1) Maoz Falafel (Rue Xavier Privas)

2) Shakespeare and Company (37 Rue de la Bûcherie)

3) Quai de la Tournelle – Famous spot where Woody Allen and Goldie Hawn danced (in the air) in “Everyone Says I Love You” and Owen Wilson walked with Marion Cotillard in “Midnight in Paris” (Woody Allen really loves this place apparently). Also one of the few places that you can walk and sit right along the Seine and watch the bateaux mouches float by.

4) Finnish Insitute Café (60 Rue des Ecoles)

5) Nuage Café (14 Rue des Carmes)

6) Best boulangerie for sandwiches (try the foie gras one!), right near Cardinal Lemoine metro

7) La Parisienne (48 rue du Cardinal Lemoine) Best boulangerie for croissants (white chocolate and hazelnut ones are my favorites)

8) My first apartment in Paris

9) Sugar Plum Cake Shop (68 Rue du Cardinal Lemoine) – A friend of mine described this as the real-life version of “Madam Puddifoot’s Tea Shop” in Harry Potter. Indeed, you will find many girls who have dragged guys on dates here (just like Cho did with Harry), but more importantly, lots of delicious American-style baked goods.

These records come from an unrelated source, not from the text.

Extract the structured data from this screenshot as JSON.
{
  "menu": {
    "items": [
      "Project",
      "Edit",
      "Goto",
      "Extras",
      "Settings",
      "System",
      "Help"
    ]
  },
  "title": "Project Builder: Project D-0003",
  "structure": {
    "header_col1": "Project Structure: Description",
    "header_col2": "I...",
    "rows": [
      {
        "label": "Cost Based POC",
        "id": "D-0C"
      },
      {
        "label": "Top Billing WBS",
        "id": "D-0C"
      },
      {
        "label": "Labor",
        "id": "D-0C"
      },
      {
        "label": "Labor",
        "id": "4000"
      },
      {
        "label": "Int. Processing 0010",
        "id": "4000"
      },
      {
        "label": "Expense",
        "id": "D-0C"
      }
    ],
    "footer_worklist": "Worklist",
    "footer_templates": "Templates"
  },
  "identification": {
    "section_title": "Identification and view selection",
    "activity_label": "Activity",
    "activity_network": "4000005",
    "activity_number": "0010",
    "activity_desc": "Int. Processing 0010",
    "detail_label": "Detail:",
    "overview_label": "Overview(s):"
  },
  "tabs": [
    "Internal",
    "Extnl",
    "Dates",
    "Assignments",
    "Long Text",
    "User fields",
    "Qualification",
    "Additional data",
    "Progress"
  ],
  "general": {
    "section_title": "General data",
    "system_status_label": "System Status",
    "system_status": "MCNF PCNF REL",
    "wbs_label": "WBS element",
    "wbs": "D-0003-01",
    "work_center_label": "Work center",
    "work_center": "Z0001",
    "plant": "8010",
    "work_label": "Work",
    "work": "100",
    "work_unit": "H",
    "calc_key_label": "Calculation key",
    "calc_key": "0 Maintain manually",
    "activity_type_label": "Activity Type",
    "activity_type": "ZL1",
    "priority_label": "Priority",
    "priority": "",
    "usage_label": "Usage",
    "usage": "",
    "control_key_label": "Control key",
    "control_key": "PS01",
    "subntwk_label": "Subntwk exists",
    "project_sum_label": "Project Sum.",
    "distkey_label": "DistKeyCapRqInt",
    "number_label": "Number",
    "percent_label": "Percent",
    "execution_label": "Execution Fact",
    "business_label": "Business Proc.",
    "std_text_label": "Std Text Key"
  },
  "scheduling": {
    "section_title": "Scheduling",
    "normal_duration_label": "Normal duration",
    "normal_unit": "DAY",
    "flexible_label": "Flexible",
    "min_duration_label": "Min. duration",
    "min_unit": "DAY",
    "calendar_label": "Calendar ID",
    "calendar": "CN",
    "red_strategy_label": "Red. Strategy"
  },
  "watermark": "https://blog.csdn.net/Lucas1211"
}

10) Place de la Contrescarpe – A picturesque polygon that is home to Ernest Hemingway’s first apartment in Paris. Go to La Contrescarpe to read/write/people-watch and stare at the beautiful bookshelves behind you.

11) Maison des Trois Thés (1 Rue Saint-Médard) – I have actually never drank tea in this secret tea shop, but have walked by it countless times and stared at it in wonder. Tastings start at 20 euros per person.

12) Au P’tit Grec (68 Rue Mouffetard) – Best galettes in Paris

13) Grande Mosquée de Paris – Mint tea and pastries

14) Jardin des Plantes

I spent my first year in Paris teaching English and living in the 5th on Rue Monge. To me, the 5th has always been how I imagined “Paris” — tiny bookshops, cobble-stoned streets, beautiful university buildings tucked between museums and parks. It is the neighborhood where I met my closest friends in Paris, at the Shakespeare and Co weekly writing workshop and an accidental run-in at Sugar Plum café, where I went on a couple good and several very bad dates, where I spend many weekends writing over Scandinavian cappucinos at the Finnish Institute. The 5th is too packed full of memories for me now — I can’t go there often without feeling a sort of sadness creep up. But when I do go, I like to linger around Place de Contrescarpe or just outside the Musée National du Moyen Âge and watch people come and go and imagine what they have found in the neighborhood, what winding alley or staircase they will take next.